Detecting Errors through Ensembling Prompts (DEEP): An End-to-End LLM Framework for Detecting Factual Errors
Alex Chandler, Devesh Surve, Hui Su
TL;DR
DEEP introduces a full end-to-end framework that detects factual errors in transformer-generated summaries by converting diverse prompts into binary signals and pooling them via ensemble models calibrated for reliable probabilities. It demonstrates that optimizing thresholds on target datasets is crucial for encoder-based factual consistency models, while DEEP achieves state-of-the-art balanced accuracy on AggreFact-XSUM FTSOTA, TofuEval Summary-Level, and HaluEval Summarization without fine-tuning.

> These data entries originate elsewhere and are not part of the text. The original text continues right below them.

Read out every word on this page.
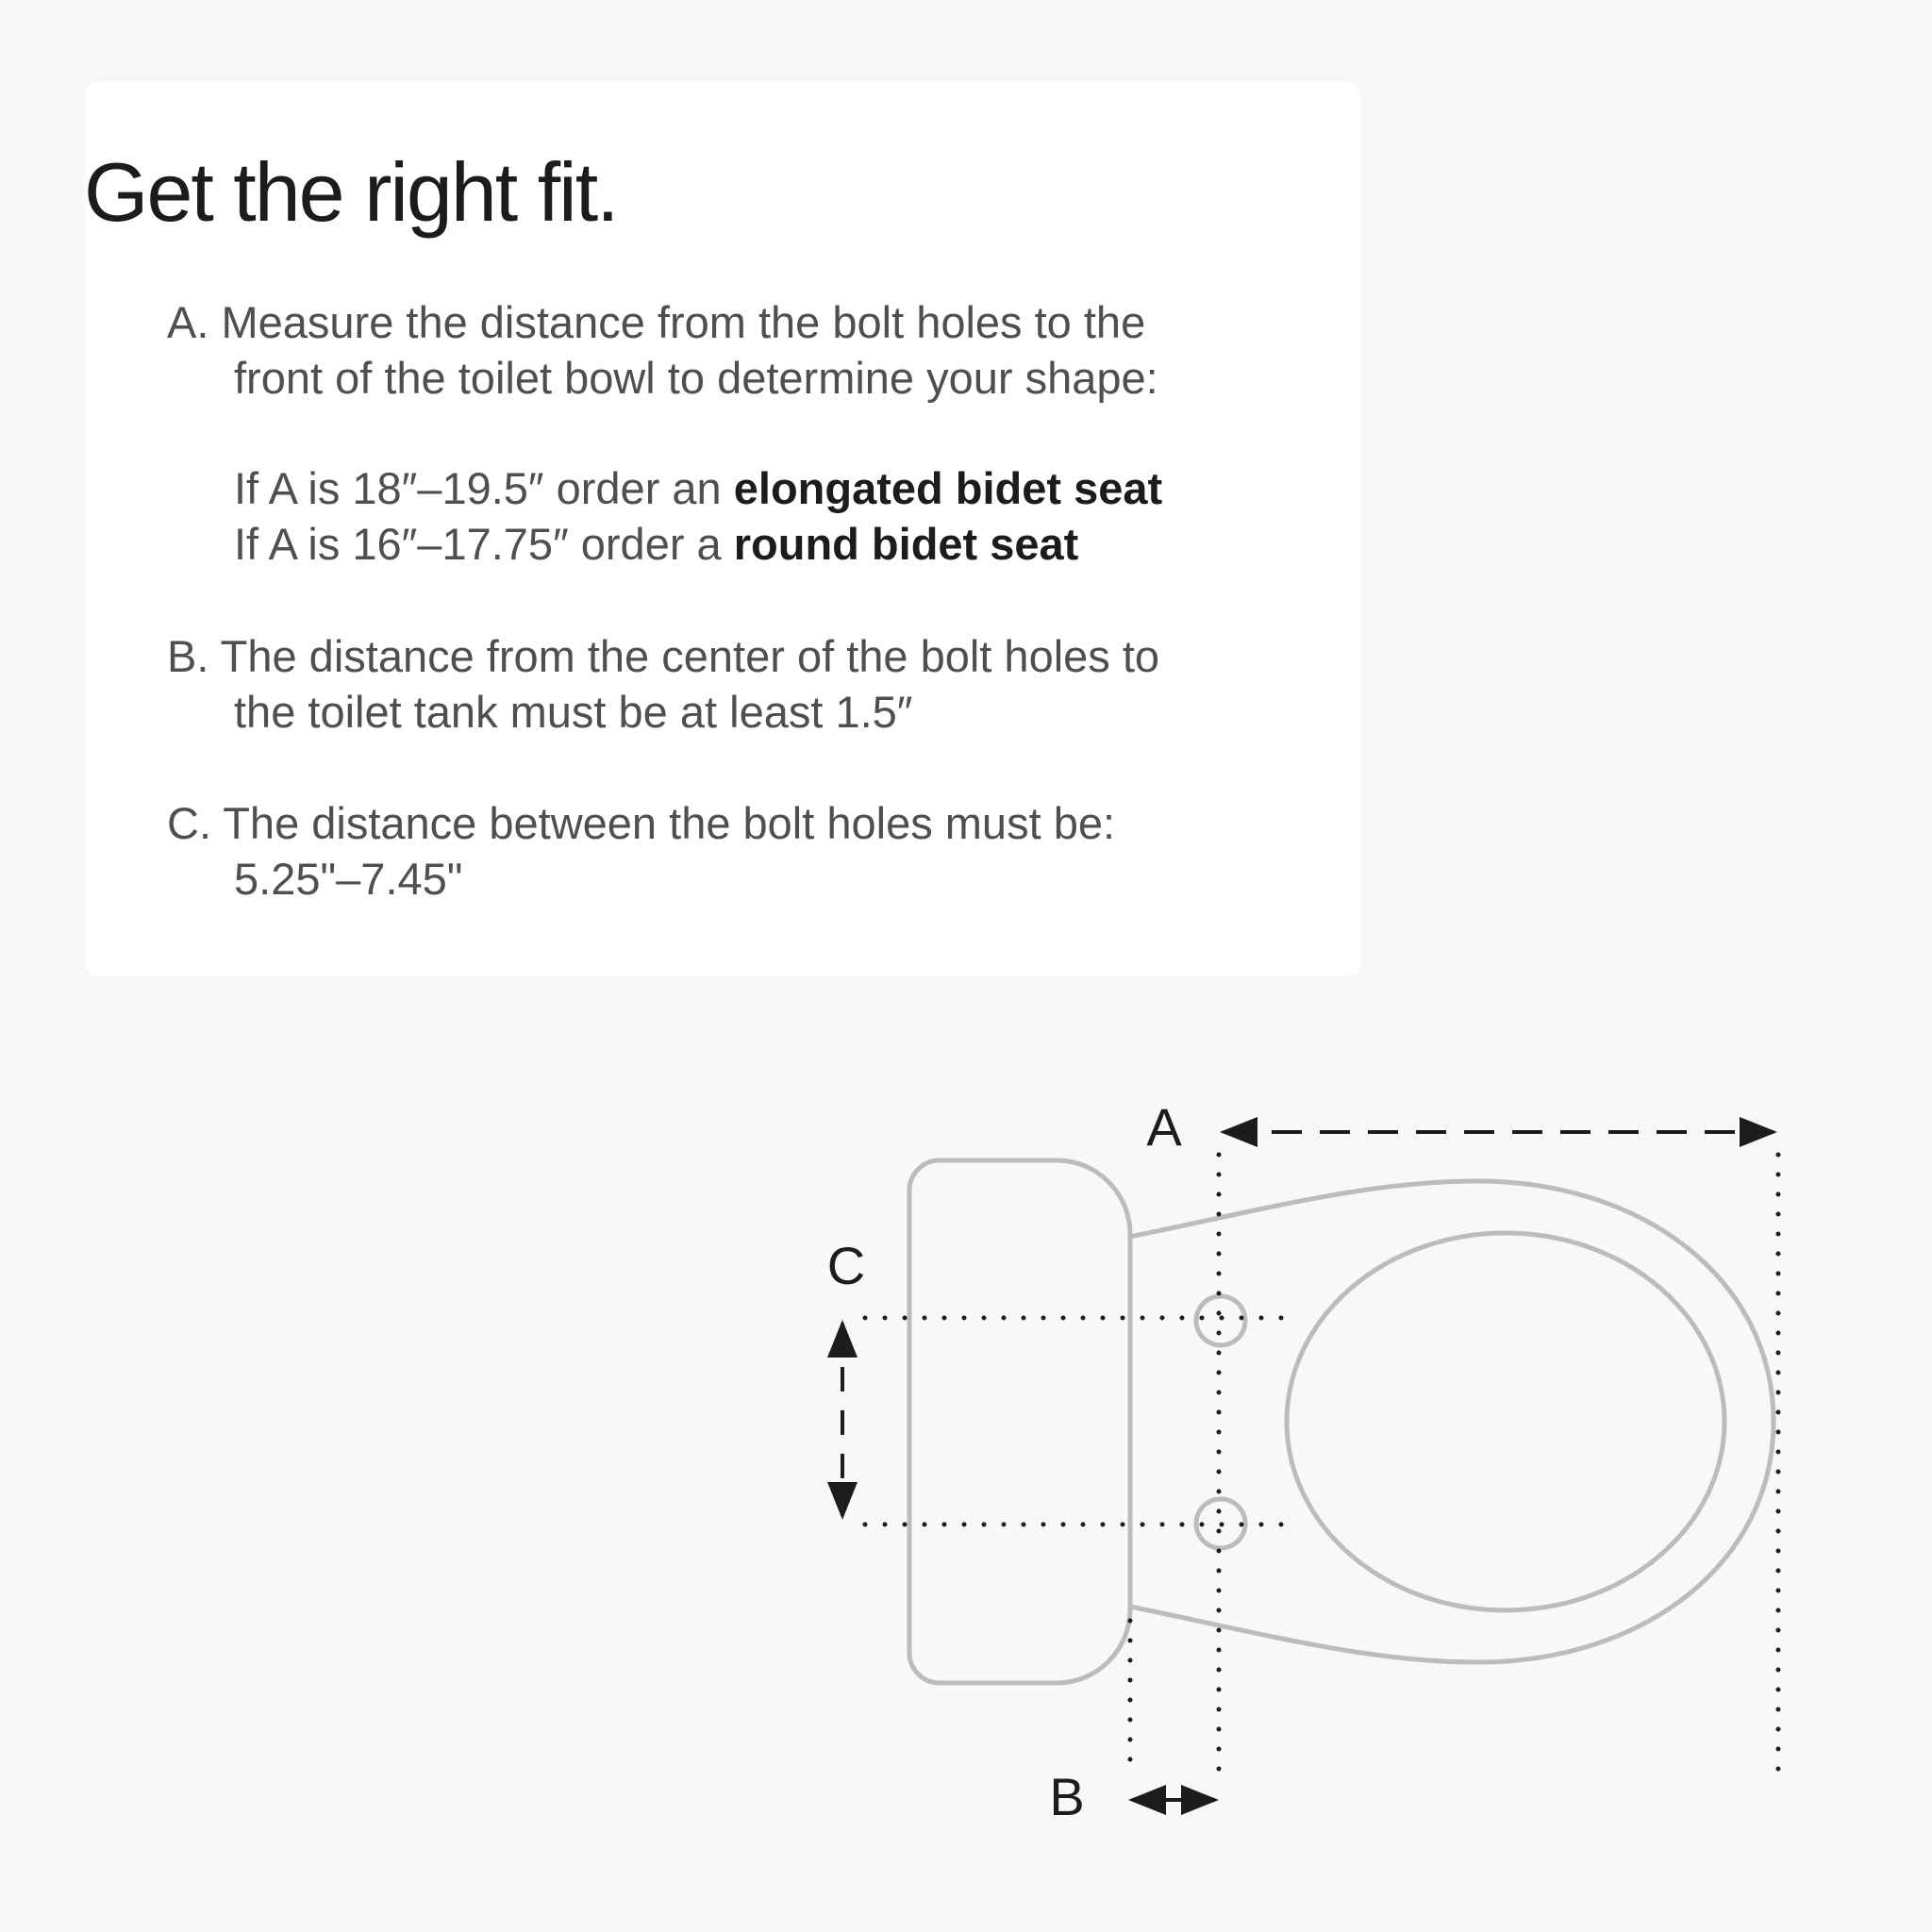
Get the right fit.

A. Measure the distance from the bolt holes to the

front of the toilet bowl to determine your shape:

If A is 18″–19.5″ order an elongated bidet seat

If A is 16″–17.75″ order a round bidet seat

B. The distance from the center of the bolt holes to

the toilet tank must be at least 1.5″

C. The distance between the bolt holes must be:

5.25"–7.45"

A
B
C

The approach uses 16 ensembling methods and several calibration strategies (notably Platt Scaling) to produce well-calibrated probabilities, addressing overconfidence issues. The results suggest substantial practical benefits for reliable factuality assessment in real-world, diverse summarization settings, though at higher computational cost.
Abstract
Accurate text summarization is one of the most common and important tasks performed by Large Language Models, where the costs of human review for an entire document may be high, but the costs of errors in summarization may be even greater. We propose Detecting Errors through Ensembling Prompts (DEEP) - an end-to-end large language model framework for detecting factual errors in text summarization. Our framework uses a diverse set of LLM prompts to identify factual inconsistencies, treating their outputs as binary features, which are then fed into ensembling models. We then calibrate the ensembled models to produce empirically accurate probabilities that a text is factually consistent or free of hallucination. We demonstrate that prior models for detecting factual errors in summaries perform significantly worse without optimizing the thresholds on subsets of the evaluated dataset. Our framework achieves state-of-the-art (SOTA) balanced accuracy on the AggreFact-XSUM FTSOTA, TofuEval Summary-Level, and HaluEval Summarization benchmarks in detecting factual errors within transformer-generated text summaries. It does so without any fine-tuning of the language model or reliance on thresholding techniques not available in practical settings.